Wednesday, January 16, 2019

60's British Horror Part Six

THE FLESH AND THE FIENDS
(1960)
Dir - John Gilling
Overall: MEH

In Peter Cushing's first staring role in a horror film outside of Hammer studios, The Flesh and the Fiends, (Mania in the US), he is very Dr. Frankensteiny in the best of ways.  As a blindly narcissistic anatomist, delusionally convincing himself that his highly dubious methods are outweighed by their results, Cushing as the real life Dr.

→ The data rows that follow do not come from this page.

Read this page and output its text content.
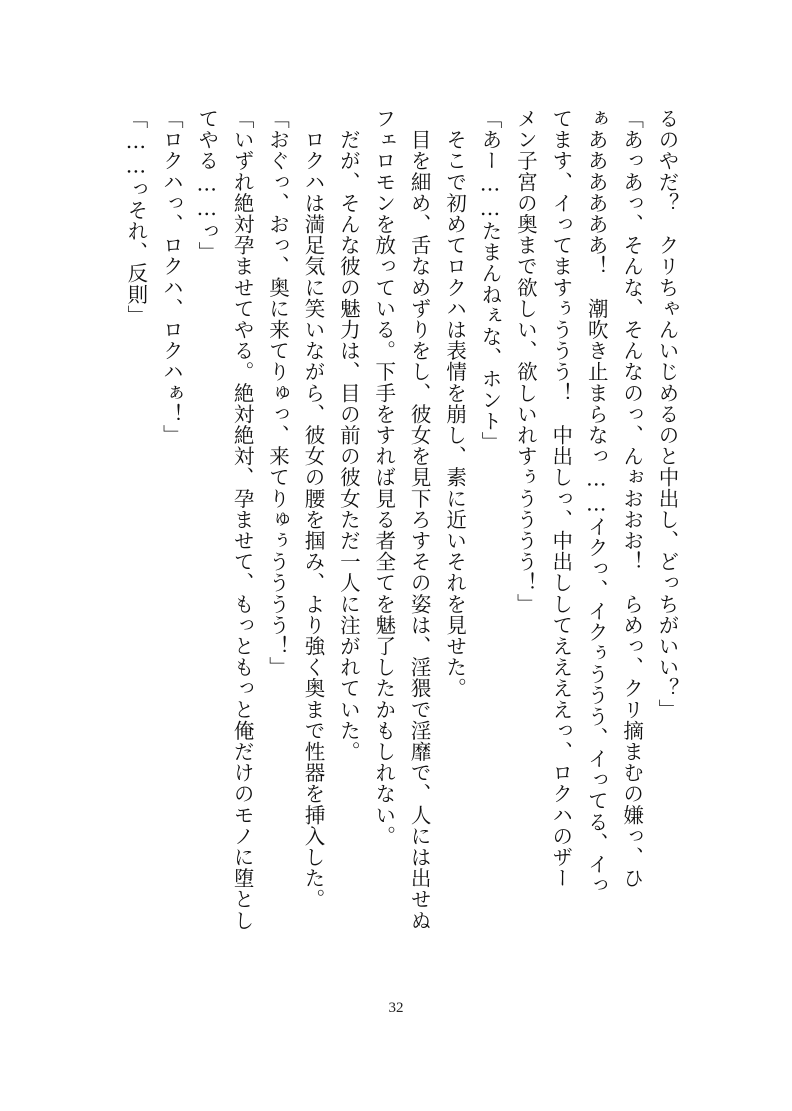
るのやだ？　クリちゃんいじめるのと中出し、どっちがいい？」
「あっあっ、そんな、そんなのっ、んぉおおお！　らめっ、クリ摘まむの嫌っ、ひ
ぁああああああ！　潮吹き止まらなっ……イクっ、イクぅううう、イってる、イっ
てます、イってますぅううう！　中出しっ、中出ししてええええっ、ロクハのザー
メン子宮の奥まで欲しい、欲しいれすぅうううう！」
「あー……たまんねぇな、ホント」
　そこで初めてロクハは表情を崩し、素に近いそれを見せた。
　目を細め、舌なめずりをし、彼女を見下ろすその姿は、淫猥で淫靡で、人には出せぬ
フェロモンを放っている。下手をすれば見る者全てを魅了したかもしれない。
　だが、そんな彼の魅力は、目の前の彼女ただ一人に注がれていた。
　ロクハは満足気に笑いながら、彼女の腰を掴み、より強く奥まで性器を挿入した。
「おぐっ、おっ、奥に来てりゅっ、来てりゅぅうううう！」
「いずれ絶対孕ませてやる。絶対絶対、孕ませて、もっともっと俺だけのモノに堕とし
てやる……っ」
「ロクハっ、ロクハ、ロクハぁ！」
「……っそれ、反則」
32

Rober Knox is both villainous and sympathetically pitiful to the audience.  Even if the ending is a bit too illogically crowd-pleasing let alone historically very inaccurate.  Director John Gilling had written the screenplay for the 1948 cinematic version of the Burke and Hare murders, (The Greed of William Hart), but he was forced to change all of the character's names around then.  As opposed to Cushing, George Rose and Donald Pleasence are textbook, vile scumbags here and it is more unpleasant than anything to watch them do what the actual two Williams did in 1828.  The movie also distracts itself with a number of lame sub-plots, never quite managing to settle on any story element in particular long enough to make them interesting.  It is a bit too banal despite the talent at hand, with various other diabolical body snatcher and/or Jack the Ripper style movies of the era, (or older), faring far better.

CHILDREN OF THE DAMNED
(1964)
Dir - Anton M. Leader
Overall: GOOD

The Village of the Damned sequel, (based off of the 1960 John Wyndham novel The Midwich Cuckoos), Children of the Damned is a pretty solid second offering.  It also inspired a rather excellent Iron Maiden song.  Prominently boasting much, much larger moralistic themes, (as in typical science fiction, the "aliens" are the benevolent ones holding a mirror up to the trigger-happy society that is confused/threatened by them), Children retcons the original novel and film source material, removing the very effective if straight-ahead creepiness of Village in place of a high-minded allegory.  While this is obviously quite a shift in focus, it is not a bad one and what the film lacks in a more eerie, horror-tinged premise and execution it makes up for in other ways.  The ending comes a little too close to being an unintentionally comedic cop-out, but there are still some striking moments of the children of the title standing motionless with their glowing eyes as they defend themselves against endless military men, embassy leaders, and hired goons who would do them harm.  Director Anton M. Leader makes some effective stylistic choices such as showing the children move in slow motion as they are out and about while gathering their forces in downtown London.  It is a well done example of a sequel that wisely chooses not to simply rehash its predecessor, but instead takes a gamble at going a different yet still compelling route.

ISLAND OF TERROR
(1966)
Dir - Terence Fisher
Overall: MEH

By 1966, movies where lab coat-wearing scientists get together and theorize about what weird, scientific anamoly is terrorizing whatever area while unimportant locals get predictably picked off as we wait were already rather old hat.  That right there is the biggest reason that Island of Terror fails to work.  It is very "same shit, different movie" to a fault.  Sadly, Terence Fisher being brought in while taking a quick break from Hammer does nothing to elevate the humdrum.  He is forced to shoot pointless scenes such as the entire process of guys getting into radioactive suites, opening a storage area, and removing a single cylinder of whatever while the music desperately tries to make it exciting.  Instead, we could have just watched them enter the room and come back out with the stuff in about three seconds.  Peter Cushing is also here as one of the doctor guys looking for answers and he played so many such similar characters over his long career that you almost forget that he does not actually have a PhD in such fields.  The bone-marrow sucking monsters are somewhat menacing since of course bullets, dynamite, and fire do nothing to harm them, but they also move at a snail's pace and are just another mindless hoard of silly looking blobby/snake-like things.  Pretty unexciting stuff.